Más tarde los cuatro se escondieron con su lata llena. Antenas de tres pulgadas asomaban vibrantes por los hoyitos de respiración en la lata. Los derviches vigilaron hasta que el último de los fieles entró en la iglesia. Entonces entraron por la puertecita que conecta el patio con la salita del agua bendita al lado del altar. El coro era tan refulgente que nadie los vio. Se arrastraron detrás del altar como guerrilleros con su bomba viviente. Cuando estuvieron detrás del coro y en lo mejor del ten piedad cantado, soltaron sus cucarachas marginales. Ellas asaltaron las togas rojas. Se infiltraron por las camisas blancas santificadas. Atacaron los zapatos hediondos a cuero nuevo. Treparon por los cabellos recien cortados. Corrieron y volaron en estampida sobre y alrededor de los niños cantores. De los fieles se escapó un gemido de horror colectivo y el coro rompió filas en todas direcciones como si estuviera presa de las llamas. Esa noche, al llegar mami, Juanito se acurrucó al lado de ella y se durmió con una sonrisa en los labios.

Luisa Flores, Panamá © 1999

luisaelenaflores@hotmail.com

Luisa Flores nació en Panamá, República de Panamá. Siempre admiró las artes gráficas y la literatura. Empezó estudios de periodismo en la Universidad de Panamá, buscado una guía académica a su interés en comunicarse por medio de la palabra escrita. Recibió una beca Fulbright-Campus y se graduó de periodista de la Universidad de Kansas. Se mudó a El Salvador y viajó por Centroamérica. Las vivencias de estos viajes influyen e influirán en sus escritos. Para ella no hay nada como la riquezas conflictivas del Boom y el Post-Boom Latinoamericano. Sus escritores favoritos son Carlos Fuentes, Miguel Angel Asturias, García Márquez, Demetrio Aguilera Malta, Luisa Valenzuela y Antonio Skármeta. Actualmente estudia su maestría en Literatura Hispanoamericana en la Universidad de Louisville, Kentucky.
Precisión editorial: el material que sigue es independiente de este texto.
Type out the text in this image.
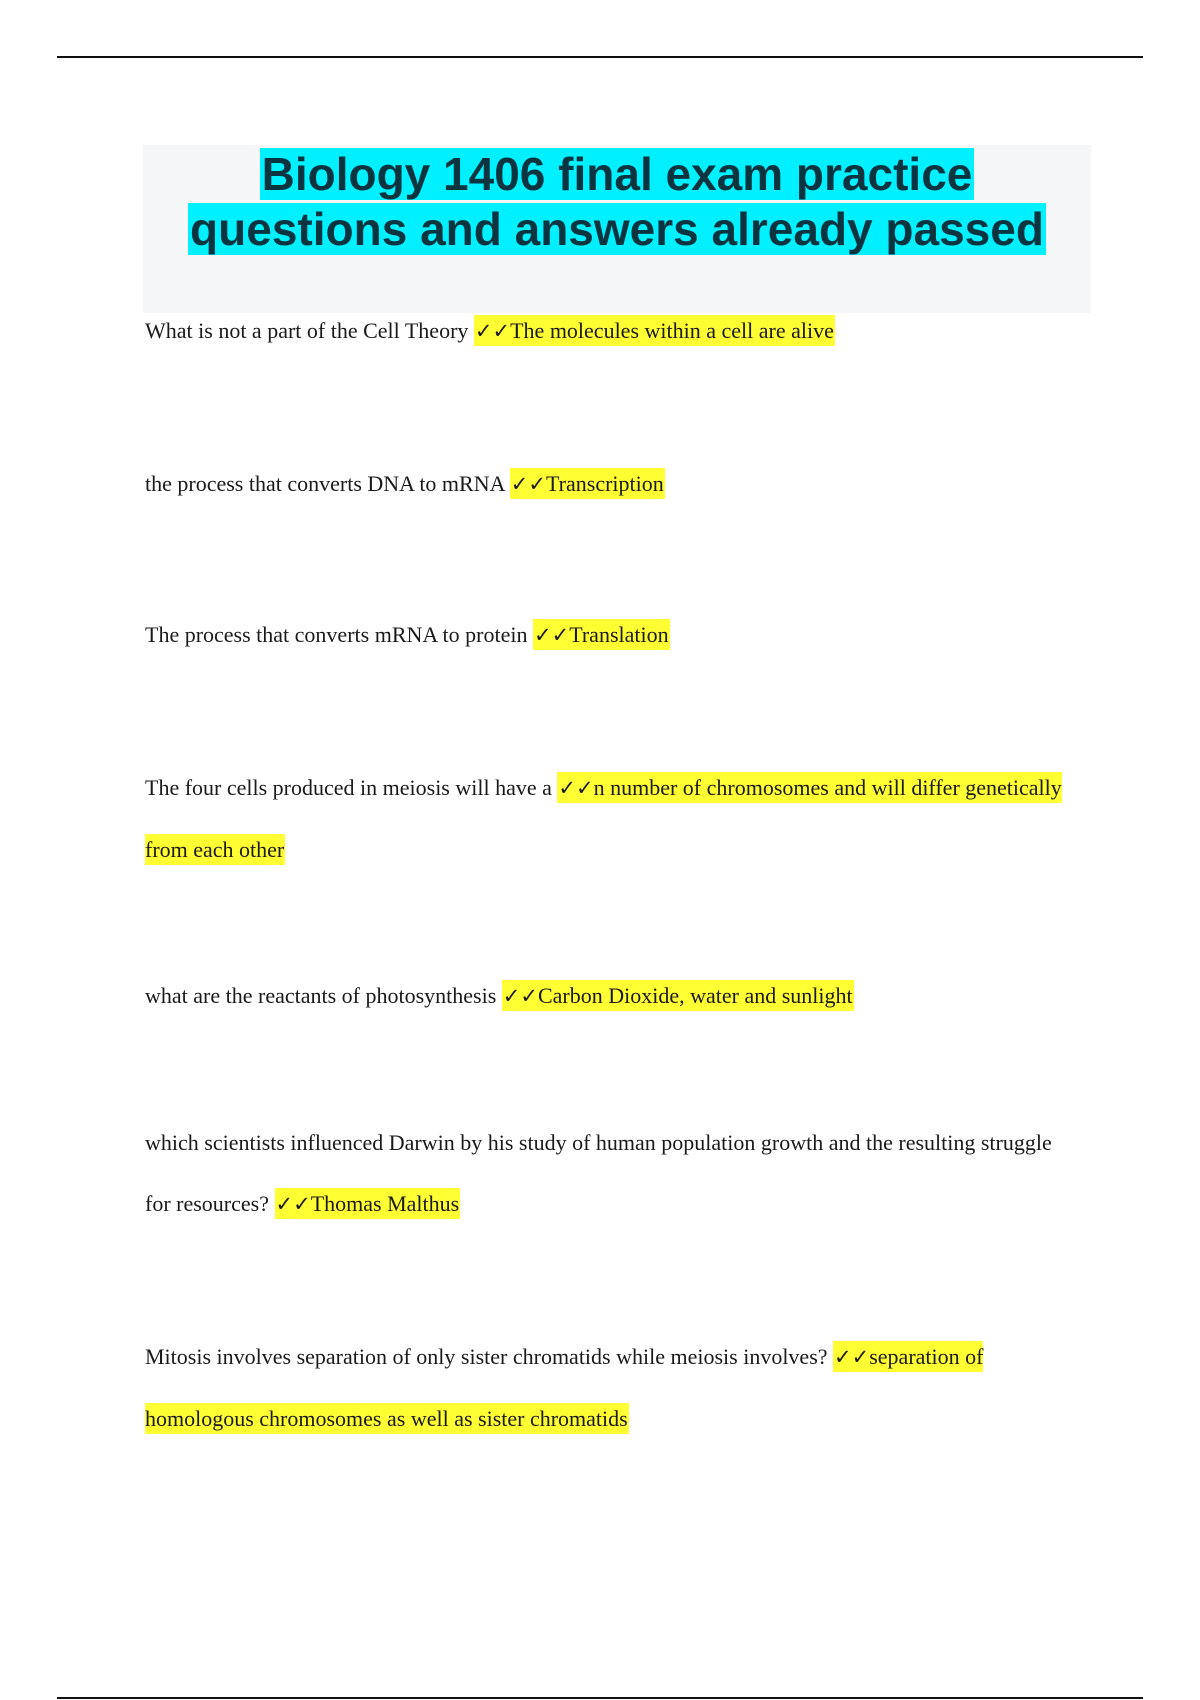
Biology 1406 final exam practice
questions and answers already passed

What is not a part of the Cell Theory ✓✓The molecules within a cell are alive

the process that converts DNA to mRNA ✓✓Transcription

The process that converts mRNA to protein ✓✓Translation

The four cells produced in meiosis will have a ✓✓n number of chromosomes and will differ genetically from each other

what are the reactants of photosynthesis ✓✓Carbon Dioxide, water and sunlight

which scientists influenced Darwin by his study of human population growth and the resulting struggle for resources? ✓✓Thomas Malthus

Mitosis involves separation of only sister chromatids while meiosis involves? ✓✓separation of homologous chromosomes as well as sister chromatids
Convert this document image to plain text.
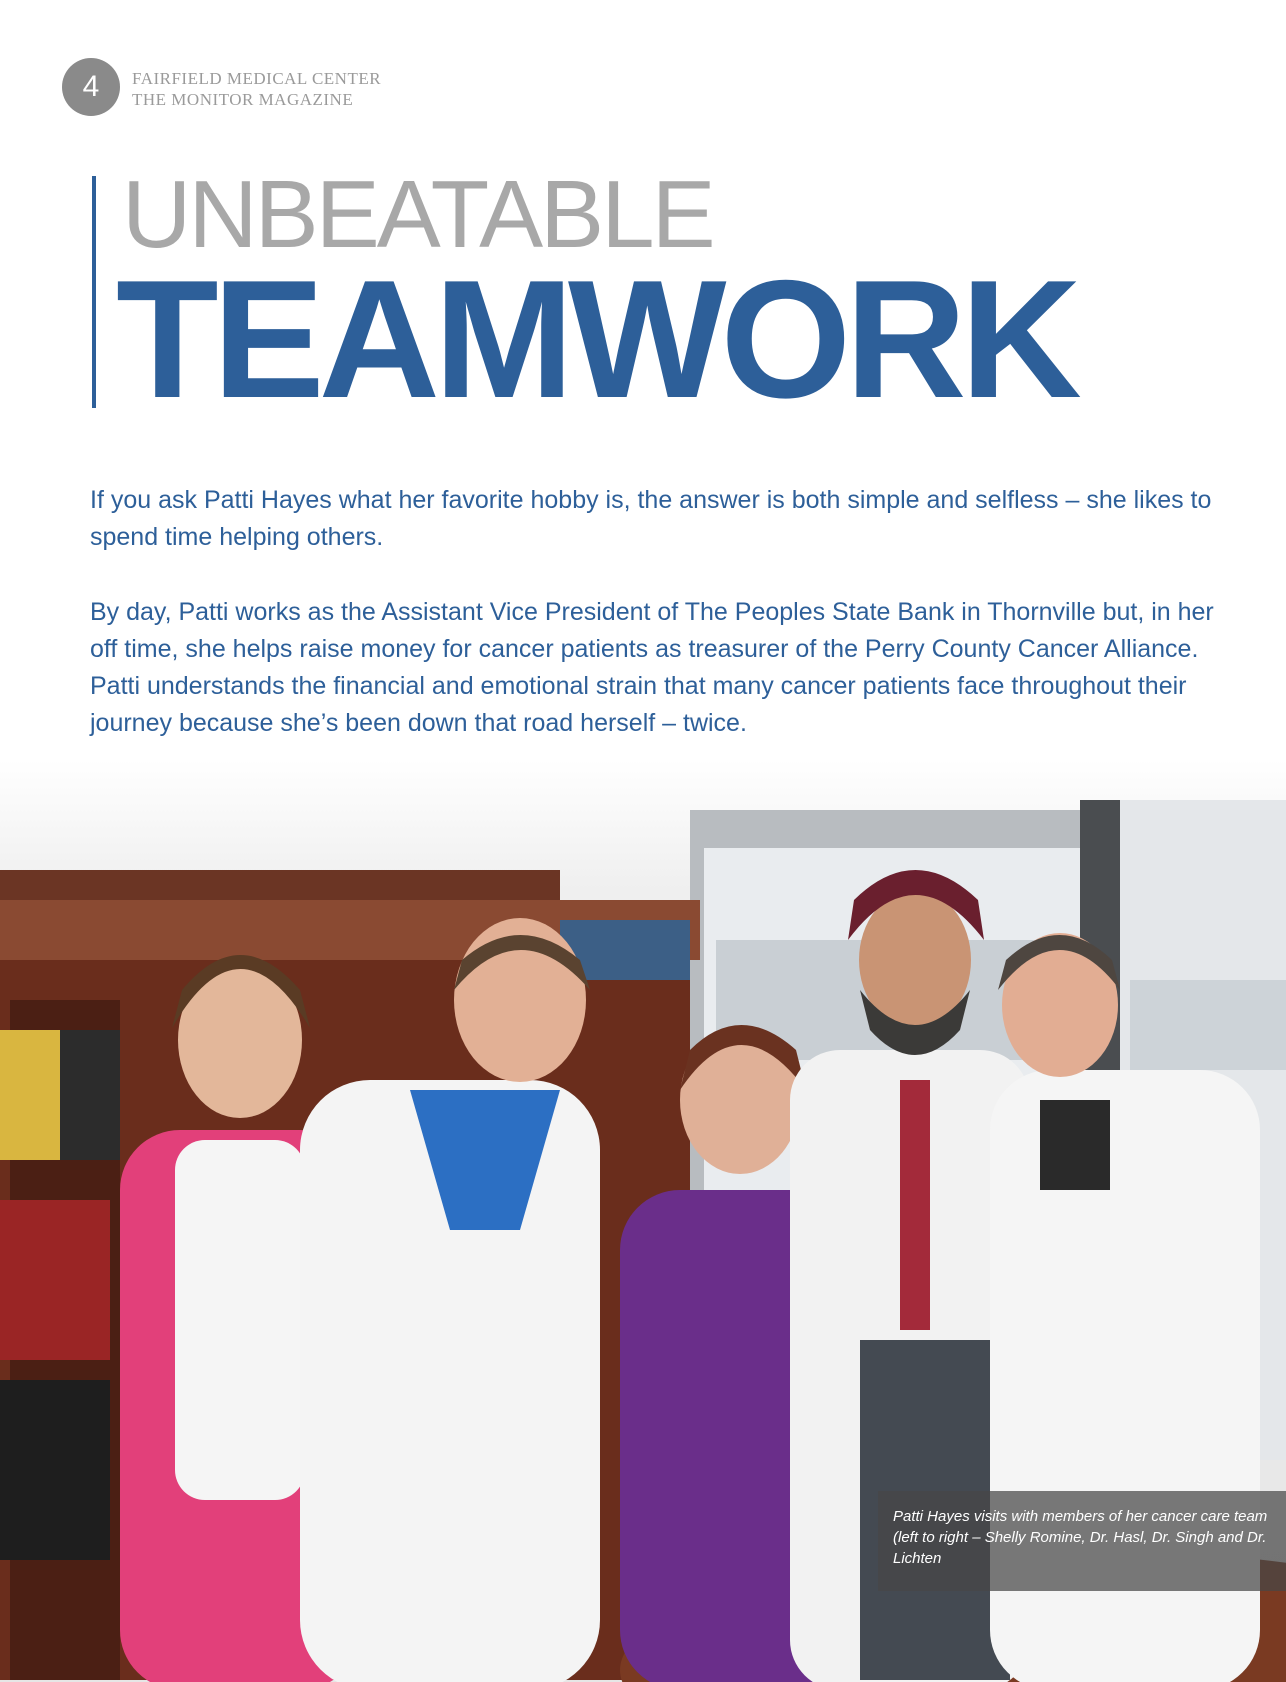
4	FAIRFIELD MEDICAL CENTER
THE MONITOR MAGAZINE
UNBEATABLE
TEAMWORK

If you ask Patti Hayes what her favorite hobby is, the answer is both simple and selfless – she likes to spend time helping others.

By day, Patti works as the Assistant Vice President of The Peoples State Bank in Thornville but, in her off time, she helps raise money for cancer patients as treasurer of the Perry County Cancer Alliance. Patti understands the financial and emotional strain that many cancer patients face throughout their journey because she’s been down that road herself – twice.

Patti Hayes visits with members of her cancer care team (left to right – Shelly Romine, Dr. Hasl, Dr. Singh and Dr. Lichten
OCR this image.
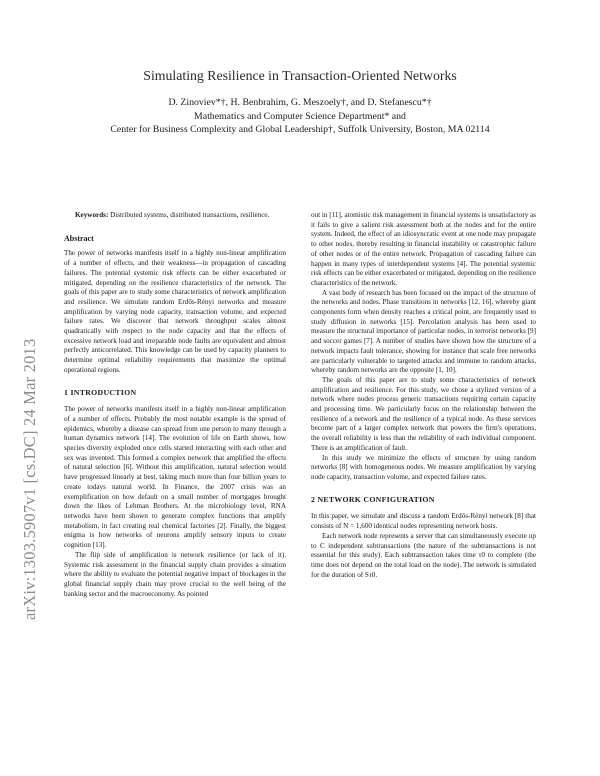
arXiv:1303.5907v1 [cs.DC] 24 Mar 2013
Simulating Resilience in Transaction-Oriented Networks
D. Zinoviev*†, H. Benbrahim, G. Meszoely†, and D. Stefanescu*†
Mathematics and Computer Science Department* and
Center for Business Complexity and Global Leadership†, Suffolk University, Boston, MA 02114

Keywords: Distributed systems, distributed transactions, resilience.

Abstract

The power of networks manifests itself in a highly non-linear amplification of a number of effects, and their weakness—in propagation of cascading failures. The potential systemic risk effects can be either exacerbated or mitigated, depending on the resilience characteristics of the network. The goals of this paper are to study some characteristics of network amplification and resilience. We simulate random Erdős-Rényi networks and measure amplification by varying node capacity, transaction volume, and expected failure rates. We discover that network throughput scales almost quadratically with respect to the node capacity and that the effects of excessive network load and irreparable node faults are equivalent and almost perfectly anticorrelated. This knowledge can be used by capacity planners to determine optimal reliability requirements that maximize the optimal operational regions.

1 INTRODUCTION

The power of networks manifests itself in a highly non-linear amplification of a number of effects. Probably the most notable example is the spread of epidemics, whereby a disease can spread from one person to many through a human dynamics network [14]. The evolution of life on Earth shows, how species diversity exploded once cells started interacting with each other and sex was invented. This formed a complex network that amplified the effects of natural selection [6]. Without this amplification, natural selection would have progressed linearly at best, taking much more than four billion years to create todays natural world. In Finance, the 2007 crisis was an exemplification on how default on a small number of mortgages brought down the likes of Lehman Brothers. At the microbiology level, RNA networks have been shown to generate complex functions that amplify metabolism, in fact creating real chemical factories [2]. Finally, the biggest enigma is how networks of neurons amplify sensory inputs to create cognition [13].

The flip side of amplification is network resilience (or lack of it). Systemic risk assessment in the financial supply chain provides a situation where the ability to evaluate the potential negative impact of blockages in the global financial supply chain may prove crucial to the well being of the banking sector and the macroeconomy. As pointed

out in [11], atomistic risk management in financial systems is unsatisfactory as it fails to give a salient risk assessment both at the nodes and for the entire system. Indeed, the effect of an idiosyncratic event at one node may propagate to other nodes, thereby resulting in financial instability or catastrophic failure of other nodes or of the entire network. Propagation of cascading failure can happen in many types of interdependent systems [4]. The potential systemic risk effects can be either exacerbated or mitigated, depending on the resilience characteristics of the network.

A vast body of research has been focused on the impact of the structure of the networks and nodes. Phase transitions in networks [12, 16], whereby giant components form when density reaches a critical point, are frequently used to study diffusion in networks [15]. Percolation analysis has been used to measure the structural importance of particular nodes, in terrorist networks [9] and soccer games [7]. A number of studies have shown how the structure of a network impacts fault tolerance, showing for instance that scale free networks are particularly vulnerable to targeted attacks and immune to random attacks, whereby random networks are the opposite [1, 10].

The goals of this paper are to study some characteristics of network amplification and resilience. For this study, we chose a stylized version of a network where nodes process generic transactions requiring certain capacity and processing time. We particularly focus on the relationship between the resilience of a network and the resilience of a typical node. As these services become part of a larger complex network that powers the firm's operations, the overall reliability is less than the reliability of each individual component. There is an amplification of fault.

In this study we minimize the effects of structure by using random networks [8] with homogeneous nodes. We measure amplification by varying node capacity, transaction volume, and expected failure rates.

2 NETWORK CONFIGURATION

In this paper, we simulate and discuss a random Erdős-Rényi network [8] that consists of N = 1,600 identical nodes representing network hosts.

Each network node represents a server that can simultaneously execute up to C independent subtransactions (the nature of the subtransactions is not essential for this study). Each subtransaction takes time τ0 to complete (the time does not depend on the total load on the node). The network is simulated for the duration of Sτ0.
Lo que la autora nos dijo sobre el cuento:
Este cuento fue escrito en una media noche en la que la memoria de los derviches no me dejaba dormir. Esos niños de apariencia irreal son más reales que la verdad. Ellos viven en vecindarios increíbles llamados "marginales" o, simplemente, en la calle. Los derviches se han venido en mi memoria desde El Salvador y tuve que hacerles justicia, aunque fuera en la ficción.